宮脇明子「イノセント」(1996年1月12日発行)

「宛田エリカは大人しい、一見、普通の少女。
 だが、彼女を取り巻く環境は非常に厳しいものがあった。  高校は、その町を取り仕切る椎名建設の娘(通称シーナ)が一切を支配し、ふとしたことがきっかけでエリカは目をつけられていた。そのため、エリカは親密な友人を持つことができず、趣味のアニメという細い糸だけでつながっているだけだった。
 また、家庭は、頑迷なほど、厳格な父親がエリカの生活の一切を縛り付け、常に優秀な姉と比較し、エリカに有名大学に受かるよう、ただそれだけを言い続ける。母も姉も自己中心な父親に愛想を尽かし、家族の心はバラバラであった。
 エリカは自分の心を押し殺しながら、日々をどうにか耐えていくが、彼女の前に素敵な男性、弘生(ひろお)が現れる。

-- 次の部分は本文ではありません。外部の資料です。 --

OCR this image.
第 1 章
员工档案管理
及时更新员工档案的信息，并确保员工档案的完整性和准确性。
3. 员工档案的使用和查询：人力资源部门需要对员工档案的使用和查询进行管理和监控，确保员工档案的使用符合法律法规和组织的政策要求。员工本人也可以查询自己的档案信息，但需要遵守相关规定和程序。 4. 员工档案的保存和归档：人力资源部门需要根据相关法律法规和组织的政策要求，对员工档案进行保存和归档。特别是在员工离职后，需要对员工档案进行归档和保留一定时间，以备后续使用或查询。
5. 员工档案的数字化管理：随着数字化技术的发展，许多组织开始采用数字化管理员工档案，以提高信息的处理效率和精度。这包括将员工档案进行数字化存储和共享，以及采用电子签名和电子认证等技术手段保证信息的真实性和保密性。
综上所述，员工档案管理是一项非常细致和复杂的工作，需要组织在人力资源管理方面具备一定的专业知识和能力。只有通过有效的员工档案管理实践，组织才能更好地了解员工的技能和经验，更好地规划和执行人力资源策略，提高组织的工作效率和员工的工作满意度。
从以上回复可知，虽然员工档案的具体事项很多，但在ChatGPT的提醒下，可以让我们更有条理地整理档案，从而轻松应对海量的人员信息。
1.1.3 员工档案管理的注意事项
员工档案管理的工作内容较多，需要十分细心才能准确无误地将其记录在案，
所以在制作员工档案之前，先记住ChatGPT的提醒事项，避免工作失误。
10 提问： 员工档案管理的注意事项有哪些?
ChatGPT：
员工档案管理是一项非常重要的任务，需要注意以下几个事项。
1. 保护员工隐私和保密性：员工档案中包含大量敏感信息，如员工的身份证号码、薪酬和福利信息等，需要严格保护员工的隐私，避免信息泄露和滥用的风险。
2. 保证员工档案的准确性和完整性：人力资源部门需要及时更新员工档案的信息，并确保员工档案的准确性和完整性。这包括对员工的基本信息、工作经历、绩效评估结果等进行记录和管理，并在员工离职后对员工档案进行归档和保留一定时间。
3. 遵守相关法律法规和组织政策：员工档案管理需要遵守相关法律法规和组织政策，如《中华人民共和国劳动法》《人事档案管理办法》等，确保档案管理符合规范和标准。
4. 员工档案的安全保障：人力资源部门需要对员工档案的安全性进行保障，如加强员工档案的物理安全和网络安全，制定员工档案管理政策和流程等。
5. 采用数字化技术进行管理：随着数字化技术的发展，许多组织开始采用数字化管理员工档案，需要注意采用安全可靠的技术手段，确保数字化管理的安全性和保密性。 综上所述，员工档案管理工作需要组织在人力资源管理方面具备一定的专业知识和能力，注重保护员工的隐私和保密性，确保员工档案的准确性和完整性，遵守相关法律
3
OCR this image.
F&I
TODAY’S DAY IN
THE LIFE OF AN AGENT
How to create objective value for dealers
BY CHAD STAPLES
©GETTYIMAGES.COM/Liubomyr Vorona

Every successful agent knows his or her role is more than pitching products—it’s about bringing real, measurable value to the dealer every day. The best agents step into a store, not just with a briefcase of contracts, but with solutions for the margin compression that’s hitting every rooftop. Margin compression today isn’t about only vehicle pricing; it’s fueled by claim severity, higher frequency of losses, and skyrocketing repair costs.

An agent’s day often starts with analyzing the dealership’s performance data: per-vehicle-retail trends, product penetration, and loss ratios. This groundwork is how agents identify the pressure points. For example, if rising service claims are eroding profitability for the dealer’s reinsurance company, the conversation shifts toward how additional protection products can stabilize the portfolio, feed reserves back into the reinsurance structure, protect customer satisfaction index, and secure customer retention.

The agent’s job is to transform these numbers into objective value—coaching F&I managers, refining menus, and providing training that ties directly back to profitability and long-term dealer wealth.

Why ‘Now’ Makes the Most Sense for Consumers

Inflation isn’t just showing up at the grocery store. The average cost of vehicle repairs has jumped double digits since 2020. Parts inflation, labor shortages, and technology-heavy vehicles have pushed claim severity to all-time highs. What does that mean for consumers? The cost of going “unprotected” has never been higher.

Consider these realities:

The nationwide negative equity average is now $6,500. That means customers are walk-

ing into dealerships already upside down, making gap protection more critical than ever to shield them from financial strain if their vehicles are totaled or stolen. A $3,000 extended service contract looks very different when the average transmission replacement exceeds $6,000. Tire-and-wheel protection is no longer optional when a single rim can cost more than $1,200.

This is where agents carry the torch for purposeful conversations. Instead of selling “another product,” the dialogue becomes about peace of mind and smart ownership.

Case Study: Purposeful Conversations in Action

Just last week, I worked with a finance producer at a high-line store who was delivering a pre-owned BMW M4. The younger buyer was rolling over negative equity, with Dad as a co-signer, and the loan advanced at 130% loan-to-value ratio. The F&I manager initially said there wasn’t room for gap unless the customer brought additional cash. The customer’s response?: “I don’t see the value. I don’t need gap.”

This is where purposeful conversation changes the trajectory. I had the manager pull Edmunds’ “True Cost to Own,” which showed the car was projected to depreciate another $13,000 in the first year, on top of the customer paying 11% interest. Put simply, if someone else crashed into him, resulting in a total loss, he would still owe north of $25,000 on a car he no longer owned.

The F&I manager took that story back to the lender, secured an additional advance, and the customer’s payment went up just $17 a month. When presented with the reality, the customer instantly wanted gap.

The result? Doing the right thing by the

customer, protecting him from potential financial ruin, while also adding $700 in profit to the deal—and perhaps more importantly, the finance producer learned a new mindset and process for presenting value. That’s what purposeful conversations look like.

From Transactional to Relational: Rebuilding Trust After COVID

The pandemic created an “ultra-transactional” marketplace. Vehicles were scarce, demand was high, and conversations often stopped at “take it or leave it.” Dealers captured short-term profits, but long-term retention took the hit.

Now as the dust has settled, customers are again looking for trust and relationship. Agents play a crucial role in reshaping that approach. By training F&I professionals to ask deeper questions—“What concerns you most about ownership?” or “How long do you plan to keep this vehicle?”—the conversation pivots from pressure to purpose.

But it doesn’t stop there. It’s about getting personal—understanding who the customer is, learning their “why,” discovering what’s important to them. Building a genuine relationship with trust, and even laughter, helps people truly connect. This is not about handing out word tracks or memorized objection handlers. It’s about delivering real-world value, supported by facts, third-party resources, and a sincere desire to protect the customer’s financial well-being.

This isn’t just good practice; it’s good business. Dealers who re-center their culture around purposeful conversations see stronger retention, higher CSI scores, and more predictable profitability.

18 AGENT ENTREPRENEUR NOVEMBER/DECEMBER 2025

 弘生は彼女の凍てついた心をゆっくりと溶かし、エリカも弘生に安らぎを感じるようにある。
 しかし、それはシーナの仕掛けた罠だった…」

「キャリー」でおなじみ「超能力少女暴走の巻」です。
 こういう作品は、如何に主人公の境遇が悲惨であり、ムゴい目に遭うか…というところをきっちり描写する必要があるのですが、その点は抜かりなく、きっちり主人公の悲惨さを描写しております。(かなりゲンナリします。)
 そこで、超能力が暴走して、問答無用で周囲の人間を皆殺しにするところが快感のですが、このマンガでは控えめです。
 かつ、非常に良心的なハッピーエンドで締めております。
 まあ、こちらの方が後味はいいのですが、個人的には、あのシーナとその一味は挽肉にしてしまった方が面白かったように思います。あくまでも個人的にですが…。